Chuparse el pulgar

Chuparse el pulgar es una conducta usual en los bebés y niños de corta edad. Los bebés pueden sentir seguridad y felicidad al chuparse el pulgar, los dedos, un chupón u otros objetos. Los niños también pueden chuparse los dedos ya sea para calmarse o poder dormir.

No obstante, cuando brotan los dientes permanentes, el hábito de chuparse el pulgar puede causar problemas con el buen desarrollo de la boca y la adaptación de los dientes. Asimismo, puede causar cambios en el paladar. Los chupones pueden ejercer el mismo efecto en los dientes, pero suele ser una costumbre menos difícil de romper.

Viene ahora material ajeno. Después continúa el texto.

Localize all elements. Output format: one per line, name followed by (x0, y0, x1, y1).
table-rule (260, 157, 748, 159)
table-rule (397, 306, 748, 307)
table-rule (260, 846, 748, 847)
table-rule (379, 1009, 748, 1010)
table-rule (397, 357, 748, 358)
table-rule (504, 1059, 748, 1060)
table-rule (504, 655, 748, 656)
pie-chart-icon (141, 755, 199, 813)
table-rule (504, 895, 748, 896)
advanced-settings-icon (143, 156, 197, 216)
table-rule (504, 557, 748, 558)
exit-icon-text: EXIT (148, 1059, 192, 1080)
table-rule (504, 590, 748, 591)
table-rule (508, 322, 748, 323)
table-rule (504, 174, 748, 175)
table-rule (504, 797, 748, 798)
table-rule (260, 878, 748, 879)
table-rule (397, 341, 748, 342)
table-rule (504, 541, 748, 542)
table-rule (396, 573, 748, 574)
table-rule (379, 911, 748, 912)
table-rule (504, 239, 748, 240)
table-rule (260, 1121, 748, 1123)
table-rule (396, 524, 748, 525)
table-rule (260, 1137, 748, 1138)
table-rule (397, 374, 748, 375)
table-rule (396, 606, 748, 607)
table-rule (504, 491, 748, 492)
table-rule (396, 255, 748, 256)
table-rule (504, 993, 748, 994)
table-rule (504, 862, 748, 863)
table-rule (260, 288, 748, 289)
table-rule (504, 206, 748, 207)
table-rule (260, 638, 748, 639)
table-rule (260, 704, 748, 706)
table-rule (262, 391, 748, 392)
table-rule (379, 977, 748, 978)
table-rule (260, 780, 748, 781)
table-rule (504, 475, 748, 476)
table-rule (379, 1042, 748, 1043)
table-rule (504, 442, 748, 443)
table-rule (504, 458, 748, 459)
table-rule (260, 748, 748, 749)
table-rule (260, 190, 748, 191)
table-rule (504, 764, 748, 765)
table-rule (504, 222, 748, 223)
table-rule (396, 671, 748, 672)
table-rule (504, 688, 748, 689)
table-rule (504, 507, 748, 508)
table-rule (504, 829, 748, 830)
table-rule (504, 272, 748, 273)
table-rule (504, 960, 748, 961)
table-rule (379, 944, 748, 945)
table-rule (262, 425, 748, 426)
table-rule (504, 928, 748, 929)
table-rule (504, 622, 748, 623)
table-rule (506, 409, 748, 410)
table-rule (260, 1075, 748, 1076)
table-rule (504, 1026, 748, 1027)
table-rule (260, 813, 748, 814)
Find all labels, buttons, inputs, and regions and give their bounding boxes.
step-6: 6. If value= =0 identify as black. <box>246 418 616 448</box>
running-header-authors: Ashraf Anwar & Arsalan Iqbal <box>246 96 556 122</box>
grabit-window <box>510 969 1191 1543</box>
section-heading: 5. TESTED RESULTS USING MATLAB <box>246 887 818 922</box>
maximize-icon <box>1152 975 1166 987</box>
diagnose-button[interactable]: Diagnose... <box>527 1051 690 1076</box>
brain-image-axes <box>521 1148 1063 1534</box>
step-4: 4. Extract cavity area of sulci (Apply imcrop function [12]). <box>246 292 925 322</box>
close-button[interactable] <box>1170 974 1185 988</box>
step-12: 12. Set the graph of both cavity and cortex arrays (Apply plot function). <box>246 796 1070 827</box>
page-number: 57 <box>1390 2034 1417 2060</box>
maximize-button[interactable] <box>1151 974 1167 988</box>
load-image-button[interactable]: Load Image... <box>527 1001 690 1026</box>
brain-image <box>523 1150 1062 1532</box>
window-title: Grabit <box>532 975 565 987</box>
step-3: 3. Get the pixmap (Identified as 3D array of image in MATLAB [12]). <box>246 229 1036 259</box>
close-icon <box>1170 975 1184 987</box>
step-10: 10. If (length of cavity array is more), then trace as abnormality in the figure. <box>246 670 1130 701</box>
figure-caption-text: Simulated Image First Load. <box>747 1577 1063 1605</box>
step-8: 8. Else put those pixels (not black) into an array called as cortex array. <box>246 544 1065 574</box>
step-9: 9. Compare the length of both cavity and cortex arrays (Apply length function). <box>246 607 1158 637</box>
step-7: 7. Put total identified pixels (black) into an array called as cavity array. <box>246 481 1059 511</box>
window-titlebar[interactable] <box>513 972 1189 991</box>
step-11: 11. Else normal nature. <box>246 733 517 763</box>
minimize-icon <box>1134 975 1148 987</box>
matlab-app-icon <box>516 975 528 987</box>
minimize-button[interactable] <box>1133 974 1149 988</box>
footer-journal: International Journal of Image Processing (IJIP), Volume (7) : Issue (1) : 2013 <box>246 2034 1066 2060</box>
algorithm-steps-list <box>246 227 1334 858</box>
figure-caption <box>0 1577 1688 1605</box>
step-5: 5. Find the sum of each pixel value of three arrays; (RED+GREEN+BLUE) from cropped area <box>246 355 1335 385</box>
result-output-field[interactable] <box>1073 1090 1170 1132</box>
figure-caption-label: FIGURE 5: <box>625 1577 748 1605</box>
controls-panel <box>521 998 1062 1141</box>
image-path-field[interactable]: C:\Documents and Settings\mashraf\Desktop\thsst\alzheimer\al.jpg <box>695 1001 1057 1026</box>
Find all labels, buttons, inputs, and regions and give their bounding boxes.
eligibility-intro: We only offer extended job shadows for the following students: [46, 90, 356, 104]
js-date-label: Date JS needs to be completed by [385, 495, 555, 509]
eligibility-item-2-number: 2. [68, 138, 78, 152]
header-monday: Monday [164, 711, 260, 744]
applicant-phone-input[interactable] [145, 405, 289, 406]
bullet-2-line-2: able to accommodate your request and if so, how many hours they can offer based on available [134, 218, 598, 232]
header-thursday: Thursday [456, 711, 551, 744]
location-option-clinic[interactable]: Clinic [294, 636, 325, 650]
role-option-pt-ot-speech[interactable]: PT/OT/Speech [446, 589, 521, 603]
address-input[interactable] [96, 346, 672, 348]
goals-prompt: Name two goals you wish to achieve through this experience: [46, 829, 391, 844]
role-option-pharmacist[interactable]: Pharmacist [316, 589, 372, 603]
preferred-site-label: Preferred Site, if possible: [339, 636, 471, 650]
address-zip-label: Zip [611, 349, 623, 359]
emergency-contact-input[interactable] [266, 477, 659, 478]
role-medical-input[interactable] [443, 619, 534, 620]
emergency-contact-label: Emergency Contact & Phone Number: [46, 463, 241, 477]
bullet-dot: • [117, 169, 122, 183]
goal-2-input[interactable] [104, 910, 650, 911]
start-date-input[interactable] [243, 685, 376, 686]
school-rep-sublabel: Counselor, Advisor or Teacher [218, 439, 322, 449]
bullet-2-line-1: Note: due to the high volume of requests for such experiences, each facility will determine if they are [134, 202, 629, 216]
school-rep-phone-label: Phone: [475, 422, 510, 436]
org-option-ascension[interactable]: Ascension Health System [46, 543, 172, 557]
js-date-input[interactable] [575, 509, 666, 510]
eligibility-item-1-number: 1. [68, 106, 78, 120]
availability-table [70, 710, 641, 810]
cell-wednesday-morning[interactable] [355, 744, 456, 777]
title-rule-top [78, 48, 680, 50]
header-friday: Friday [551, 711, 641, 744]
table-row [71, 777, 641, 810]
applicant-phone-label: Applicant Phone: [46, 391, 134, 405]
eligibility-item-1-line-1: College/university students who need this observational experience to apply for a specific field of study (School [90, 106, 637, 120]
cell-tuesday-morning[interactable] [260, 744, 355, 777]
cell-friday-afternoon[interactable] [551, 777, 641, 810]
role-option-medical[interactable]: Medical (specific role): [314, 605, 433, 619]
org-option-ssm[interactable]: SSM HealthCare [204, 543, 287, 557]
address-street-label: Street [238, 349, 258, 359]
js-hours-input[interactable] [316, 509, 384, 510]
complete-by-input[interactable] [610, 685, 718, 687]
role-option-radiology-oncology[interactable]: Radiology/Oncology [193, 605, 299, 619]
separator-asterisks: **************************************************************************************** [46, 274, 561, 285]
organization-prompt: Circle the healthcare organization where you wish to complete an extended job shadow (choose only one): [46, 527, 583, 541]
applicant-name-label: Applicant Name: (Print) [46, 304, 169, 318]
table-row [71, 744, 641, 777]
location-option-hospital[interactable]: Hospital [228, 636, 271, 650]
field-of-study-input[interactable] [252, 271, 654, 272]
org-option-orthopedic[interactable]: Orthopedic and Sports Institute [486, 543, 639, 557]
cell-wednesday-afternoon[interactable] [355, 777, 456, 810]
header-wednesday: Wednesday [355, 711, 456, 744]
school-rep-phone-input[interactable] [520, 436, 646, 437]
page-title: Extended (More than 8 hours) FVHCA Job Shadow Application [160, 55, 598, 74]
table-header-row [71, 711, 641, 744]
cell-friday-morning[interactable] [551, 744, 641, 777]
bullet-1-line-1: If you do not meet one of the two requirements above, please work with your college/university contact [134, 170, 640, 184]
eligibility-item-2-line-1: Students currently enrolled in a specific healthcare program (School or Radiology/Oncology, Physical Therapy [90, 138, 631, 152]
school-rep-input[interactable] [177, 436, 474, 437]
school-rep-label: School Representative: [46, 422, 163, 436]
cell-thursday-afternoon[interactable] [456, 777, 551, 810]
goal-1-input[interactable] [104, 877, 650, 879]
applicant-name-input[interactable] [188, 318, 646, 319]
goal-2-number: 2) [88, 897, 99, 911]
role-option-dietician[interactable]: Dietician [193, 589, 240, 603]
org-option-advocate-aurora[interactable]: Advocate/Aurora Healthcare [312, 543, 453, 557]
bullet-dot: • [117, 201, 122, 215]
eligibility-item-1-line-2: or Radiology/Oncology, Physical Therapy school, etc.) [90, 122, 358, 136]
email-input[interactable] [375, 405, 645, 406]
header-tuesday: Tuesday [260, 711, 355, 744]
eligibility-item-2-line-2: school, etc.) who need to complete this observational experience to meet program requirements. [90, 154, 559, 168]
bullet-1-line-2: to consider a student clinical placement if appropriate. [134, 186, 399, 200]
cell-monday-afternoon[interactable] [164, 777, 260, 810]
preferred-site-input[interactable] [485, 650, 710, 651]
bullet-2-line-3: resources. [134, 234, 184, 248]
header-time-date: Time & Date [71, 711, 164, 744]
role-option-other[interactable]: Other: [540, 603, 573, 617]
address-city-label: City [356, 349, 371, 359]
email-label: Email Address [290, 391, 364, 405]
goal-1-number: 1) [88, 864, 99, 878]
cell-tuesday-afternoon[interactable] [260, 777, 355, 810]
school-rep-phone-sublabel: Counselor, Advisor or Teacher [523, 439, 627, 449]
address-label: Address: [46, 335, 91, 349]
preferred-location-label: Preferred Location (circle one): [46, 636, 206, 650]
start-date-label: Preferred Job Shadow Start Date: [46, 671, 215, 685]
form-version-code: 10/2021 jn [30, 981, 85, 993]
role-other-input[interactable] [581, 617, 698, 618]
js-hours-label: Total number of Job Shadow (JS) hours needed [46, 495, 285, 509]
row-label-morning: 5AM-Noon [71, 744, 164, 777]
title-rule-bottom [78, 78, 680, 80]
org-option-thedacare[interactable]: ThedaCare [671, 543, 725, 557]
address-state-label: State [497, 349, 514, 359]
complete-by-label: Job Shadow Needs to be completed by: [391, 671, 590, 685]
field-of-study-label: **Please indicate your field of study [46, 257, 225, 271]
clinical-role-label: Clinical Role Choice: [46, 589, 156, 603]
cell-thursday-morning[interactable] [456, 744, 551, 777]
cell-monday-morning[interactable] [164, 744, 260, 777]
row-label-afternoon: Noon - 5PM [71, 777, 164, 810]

Por otro lado, la intensidad de este hábito es un factor que determina si existen complicaciones dentales o no como resultado. Si los niños se succionan el pulgar de manera enérgica, estos tienen mayores probabilidades de tener dificultades que los niños que lo hacen más pasivamente. Asimismo, los que son muy agresivos pueden causar problemas con los dientes de leche.

En general, los niños entre los dos y cuatro años de edad dejan de succionarse los dedos, o en el momento en que los dientes frontales permanentes empiezan a aparecer. En caso observe cambios en los dientes de leche del niño, o le genera preocupación su costumbre de chuparse los dedos, consulte con el odontólogo.

 

Consejos para ayudar a su hijo a acabar con el hábito de chuparse el pulgar:

  • Felicite a su niño por dejar el hábito de chuparse el dedo.
  • Usualmente, los niños se chupan el dedo cuando se sienten inseguros, nerviosos o incómodos. Trate de corregir la causa de la ansiedad y brindar consuelo para su hijo.
  • El odontológo puede proporcionar ánimo para su hijo y explicar cuáles podrían ser los efectos si el niño no se deja de chupar el dedo.
  • Ir al odontólogo es importante, ya que este evaluará la necesidad de quitarle el hábito e incluso podrá recomendarle aparatos bucales para corregir dicha costumbre.